Engagé dans le mouvement révolutionnaire, il fut membre du Comité de la IIIe Internationale et au parti communiste formé par des libertaires en mai 1919. En la fin de cette année, il était membre du Soviet central provisoire en qualité de délégué du Soviet du Ve arr. Il suivit Henri Bott, Camille Fabre et Jacques Sigrand dans l’autonomie le 6 février 1920. Ceux-ci formèrent une organisation structurée qui prit le nom de Parti communiste, section de l’Internationale communiste de Moscou. Poursuivi par la police vers mai 1920, Lacoste se réfugia chez son ami Wullens et réussit à passer en Russie en 1921. Il proposa ses services au comité de la IIIe Internationale pour être intermédiaire avec les bolcheviks. Il semble qu’il ne soit revenu en France qu’après plusieurs années.
Etienne Lacoste, organisé des réunions du club littéraire de la Voie lactée à son domicile, dont les invités étaient, entre autres, Akhmatova et Maïakovsky.
Proche d’Anna Alexandrovna Lunacharskaya qui était à la tête de l’industrie du cirque de l’URSS, il écrivit sur les arts du cirque.
Dans un livre en russe de Galperin Yuri Manuilovich, on découvre cette évocation des milieux que fréquentait Étienne Lacoste : " L’appartement de Kozlovsky Lane était familier à beaucoup à l’époque : les journalistes de Gudok, où Khariton Nikanorovich collaborait parfois, le correspondant de L’Humanité et ses amis du Komintern, qui visitaient volontiers la maison où la joyeuse propriétaire et l’hôtesse parlent couramment le français, ils connaissent l’allemand. « Nous n’avons jamais vécu aussi intéressant et amusant que ces années-là », se souvient Tatyana Aleksandrovna Slavorossova plus d’un demi-siècle plus tard dans des lettres de Piatigorsk. - Khariton Nikanorovich avait un ami, Etienne Lacoste, un communiste qui a émigré de France. Deux fois par mois, nous rassemblions nos amis politiques émigrés pour des soirées, les appelant « Voileakte » - « Voie lactée ». Nous lisons de la poésie et de la prose, chantons la Marseillaise avec l’accompagnement de Khariton. Un couple marié italien a joué de l’harmonica, puis ils ont tous chanté Stenka Razin en chœur. Les paroles de la chanson ont été traduites en français par le même Etienne. Parfois, Anna Alexandrovna Lunacharskaya a visité. Le poète Vasily Kamensky, une personne inhabituellement spirituelle et joyeuse, est souvent venu nous voir. " (communiqué par Mr Gubenko E., Russie, février 2021).
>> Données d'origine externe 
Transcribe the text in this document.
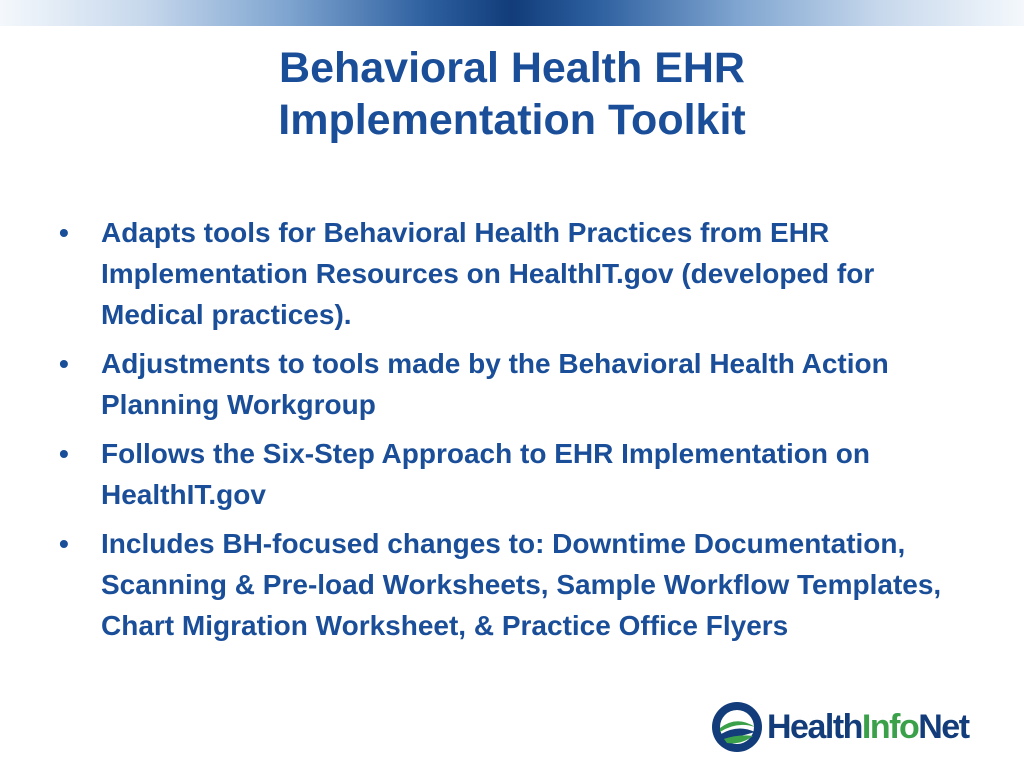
Behavioral Health EHR
Implementation Toolkit
• Adapts tools for Behavioral Health Practices from EHR Implementation Resources on HealthIT.gov (developed for Medical practices).
• Adjustments to tools made by the Behavioral Health Action Planning Workgroup
• Follows the Six-Step Approach to EHR Implementation on HealthIT.gov
• Includes BH-focused changes to: Downtime Documentation, Scanning & Pre-load Worksheets, Sample Workflow Templates, Chart Migration Worksheet, & Practice Office Flyers
HealthInfoNet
Nous connaissons surtout ses activités moscovites que par le journal de Pierre Pascal qui ne le ménagea pas : « De pareils antécédents lui ouvrirent la Russie, où ses talents impressionnèrent Lounatcharski au point qu’il le donna comme précepteur à ses enfants. Il vécut d’ailleurs un temps au domicile du couple Lounatcharski. Pour les délégués français à Moscou, il était le « fou » dont tour à tour on s’amusait, s’inquiétait ou s’apitoyait ». Il cite à l’appui une lettre circulaire datée du 16 novembre 1927 où Lacoste, très exalté, se plaçait en arbitre dans l’affrontement entre Staline et l’Opposition. Le 25 décembre suivant, il fit irruption au Music-hall de Moscou en criant « Vive la révolution chinoise ! Vive le vice-ministre de Canton, Khasis ! Je suis Lacoste ». Pierre Pascal écrit dans son journal à la date du 31 décembre 1927 : « On assure que Lacoste a été interné après l’incartade de l’autre soir. C’est fou, plus fou encore que lui, et méchant ».
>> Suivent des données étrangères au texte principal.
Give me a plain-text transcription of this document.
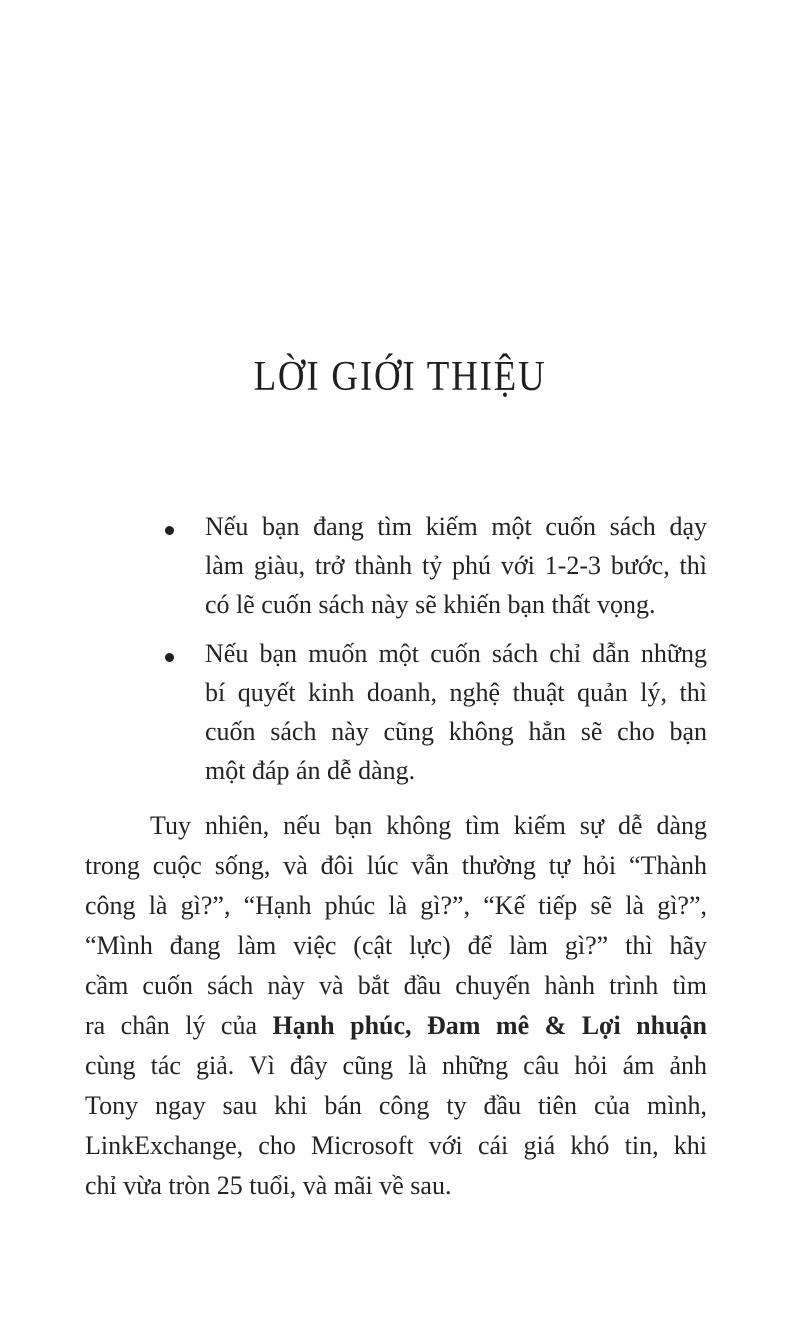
LỜI GIỚI THIỆU
Nếu bạn đang tìm kiếm một cuốn sách dạy
làm giàu, trở thành tỷ phú với 1-2-3 bước, thì
có lẽ cuốn sách này sẽ khiến bạn thất vọng.
Nếu bạn muốn một cuốn sách chỉ dẫn những
bí quyết kinh doanh, nghệ thuật quản lý, thì
cuốn sách này cũng không hẳn sẽ cho bạn
một đáp án dễ dàng.
Tuy nhiên, nếu bạn không tìm kiếm sự dễ dàng
trong cuộc sống, và đôi lúc vẫn thường tự hỏi “Thành
công là gì?”, “Hạnh phúc là gì?”, “Kế tiếp sẽ là gì?”,
“Mình đang làm việc (cật lực) để làm gì?” thì hãy
cầm cuốn sách này và bắt đầu chuyến hành trình tìm
ra chân lý của Hạnh phúc, Đam mê & Lợi nhuận
cùng tác giả. Vì đây cũng là những câu hỏi ám ảnh
Tony ngay sau khi bán công ty đầu tiên của mình,
LinkExchange, cho Microsoft với cái giá khó tin, khi
chỉ vừa tròn 25 tuổi, và mãi về sau.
Il revint en France en novembre 1928 et était accompagné d’un certain A. Terechkovitch, qui se présentait comme médecin en chef de l’asile pour aliénés à Moscou missionné par l’hôpital du Kremlin. Ce médecin écrivit au préfet de police de Paris un courrier en date du 27 décembre 1928 (dont une copie se trouve dans son dossier de police) demandant à ce qu’un suivi médical soit assuré pour Étienne Lacoste et même un internement. Lacoste quitta Paris pour se fixer chez ses parents à Saint-Cirq-du-Bugue (Dordogne). En 1930, il réclamait des dommages et intérêts à l’URSS sans qu’on en connaisse la raison.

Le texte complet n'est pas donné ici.